Content-Type: text/plain
Mime-Version: 1.0 (NeXT Mail 3.3 v118.2)
From: Peter Langston <psl>
Date: Mon, 17 Jun 96 13:34:26 -0700
To: Fun_People
Subject: A substantial opportunity for individual profit.
[Here's that e-mail you asked for... -psl]
Forwarded-by: Keith Bostic <bostic@bsdi.com>
Forwarded-by: Herb Peyerl <hpeyerl@beer.org>
Forwarded-by: ron@canuck.com (Ron Hill)
Recent increases in the volume of unsolicited commercial e-mail have created
a substantial opportunity for individual profit. Here's how it works:
Under US Code Title 47, Sec.227(b)(1)(C):
"It shall be unlawful for any person within the United States to
use any telephone facsimile machine, computer, or other device
to send an unsolicited advertisement to a telephone facsimile
machine"
A "telephone facsimile machine" is defined in Sec.227(a)(2)(B) as:
"equipment which has the capacity to transcribe text or images
(or both) from an electronic signal received over a regular
telephone line onto paper."
Under this definition, an e-mail account, modem, computer and printer
together constitute a fax machine.
The rights of action are as follows. Under Sec.227(b)(3)(B):
"A person or entity may, if otherwise permitted by the laws or
rules of court of a State, bring in an appropriate court of
that State --
(A) an action based on a violation of this subsection or the
regulations prescribed under this subsection to enjoin
such violation,
(B) an action to recover for actual monetary loss from such a
violation, or to receive $500 in damages for each such
violation, whichever is greater, or
(C) both such actions. If the court finds that the defendant
willfully or knowingly violated this subsection or the
regulations prescribed under this subsection, the court
may, in its discretion, increase the amount of the award
to an amount equal to not more than 3 times the amount
available under subparagraph (B) of this paragraph."
That's right, you are entitled to receive *at least* $500 in damages from
the sender of each piece of unsolicited commercial e-mail originating in
the United States! But wait!
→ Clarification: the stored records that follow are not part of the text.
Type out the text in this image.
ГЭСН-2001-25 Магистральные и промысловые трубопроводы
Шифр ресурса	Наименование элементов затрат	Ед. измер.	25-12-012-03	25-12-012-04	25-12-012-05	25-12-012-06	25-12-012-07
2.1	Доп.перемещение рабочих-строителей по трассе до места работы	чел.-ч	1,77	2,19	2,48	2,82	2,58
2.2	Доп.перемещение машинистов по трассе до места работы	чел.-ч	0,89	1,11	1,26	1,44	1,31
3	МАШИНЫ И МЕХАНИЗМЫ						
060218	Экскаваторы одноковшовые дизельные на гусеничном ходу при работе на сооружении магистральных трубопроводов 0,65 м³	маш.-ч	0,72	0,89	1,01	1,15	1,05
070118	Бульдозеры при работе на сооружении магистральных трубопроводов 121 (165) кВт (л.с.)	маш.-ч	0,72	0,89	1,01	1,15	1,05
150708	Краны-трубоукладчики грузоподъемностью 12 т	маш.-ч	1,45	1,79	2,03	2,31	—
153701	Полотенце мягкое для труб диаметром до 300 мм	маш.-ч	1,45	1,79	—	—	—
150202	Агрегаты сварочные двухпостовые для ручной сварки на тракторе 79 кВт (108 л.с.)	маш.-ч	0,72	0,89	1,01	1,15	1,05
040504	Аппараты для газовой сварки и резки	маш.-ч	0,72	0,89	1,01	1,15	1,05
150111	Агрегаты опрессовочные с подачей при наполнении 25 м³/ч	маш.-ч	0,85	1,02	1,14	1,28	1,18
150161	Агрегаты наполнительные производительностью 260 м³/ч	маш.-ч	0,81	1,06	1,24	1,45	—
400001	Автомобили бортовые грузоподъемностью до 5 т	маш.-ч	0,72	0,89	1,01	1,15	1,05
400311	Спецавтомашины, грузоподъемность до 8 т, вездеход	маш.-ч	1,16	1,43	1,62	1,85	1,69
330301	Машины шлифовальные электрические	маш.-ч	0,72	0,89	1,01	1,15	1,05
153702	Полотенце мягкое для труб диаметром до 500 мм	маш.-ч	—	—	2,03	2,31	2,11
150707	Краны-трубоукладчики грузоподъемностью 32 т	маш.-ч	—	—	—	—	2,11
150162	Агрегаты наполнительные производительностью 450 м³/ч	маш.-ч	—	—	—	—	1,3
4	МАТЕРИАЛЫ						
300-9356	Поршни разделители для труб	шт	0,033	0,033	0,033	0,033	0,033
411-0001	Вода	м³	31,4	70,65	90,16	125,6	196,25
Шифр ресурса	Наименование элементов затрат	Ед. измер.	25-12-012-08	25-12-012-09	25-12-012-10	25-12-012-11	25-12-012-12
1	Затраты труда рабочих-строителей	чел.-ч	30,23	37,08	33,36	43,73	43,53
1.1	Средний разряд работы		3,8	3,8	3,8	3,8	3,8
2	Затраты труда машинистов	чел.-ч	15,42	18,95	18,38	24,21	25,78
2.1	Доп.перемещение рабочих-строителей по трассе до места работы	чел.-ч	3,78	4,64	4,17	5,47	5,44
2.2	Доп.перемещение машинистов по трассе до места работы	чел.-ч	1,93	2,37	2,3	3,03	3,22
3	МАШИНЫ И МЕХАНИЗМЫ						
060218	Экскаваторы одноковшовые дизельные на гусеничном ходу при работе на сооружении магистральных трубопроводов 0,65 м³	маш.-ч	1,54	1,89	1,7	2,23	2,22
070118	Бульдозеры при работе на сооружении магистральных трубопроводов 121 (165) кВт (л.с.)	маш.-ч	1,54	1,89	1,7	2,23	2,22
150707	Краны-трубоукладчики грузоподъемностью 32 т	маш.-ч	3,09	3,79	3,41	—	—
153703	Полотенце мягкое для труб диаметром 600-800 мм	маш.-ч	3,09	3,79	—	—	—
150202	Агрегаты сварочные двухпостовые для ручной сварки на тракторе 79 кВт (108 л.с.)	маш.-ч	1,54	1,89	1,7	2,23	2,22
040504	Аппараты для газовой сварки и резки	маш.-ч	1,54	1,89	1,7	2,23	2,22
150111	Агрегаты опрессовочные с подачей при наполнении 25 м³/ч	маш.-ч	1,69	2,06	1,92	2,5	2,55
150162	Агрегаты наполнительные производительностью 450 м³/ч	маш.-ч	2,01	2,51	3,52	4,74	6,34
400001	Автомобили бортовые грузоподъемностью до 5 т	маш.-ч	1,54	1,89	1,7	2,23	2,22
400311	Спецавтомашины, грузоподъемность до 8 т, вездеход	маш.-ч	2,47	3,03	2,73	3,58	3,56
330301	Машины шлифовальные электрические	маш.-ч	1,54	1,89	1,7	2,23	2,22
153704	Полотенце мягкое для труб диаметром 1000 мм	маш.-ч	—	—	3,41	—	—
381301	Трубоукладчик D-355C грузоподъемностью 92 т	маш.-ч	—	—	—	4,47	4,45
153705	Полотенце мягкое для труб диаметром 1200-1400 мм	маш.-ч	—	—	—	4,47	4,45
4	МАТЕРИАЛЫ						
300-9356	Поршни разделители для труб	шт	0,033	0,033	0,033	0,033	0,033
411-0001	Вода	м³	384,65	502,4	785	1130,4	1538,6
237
There's more!
Just today, I received an unsolicited spam-mail ad from Cyber Promotions,
Inc. They weren't advertising a product; they were advertising their
*mailing list*! A mailing list with over 900,000 e-mail addresses! If they
sent their ad to everyone on that list, and if I get ads from just 0.01% of
those people, I'll end up with a cool $45,000 in my pocket! And that's from
the efforts of just *one* company! YIPPEE! I'M RICH!
I *really REALLY* hope I get spam from Hawaii this winter!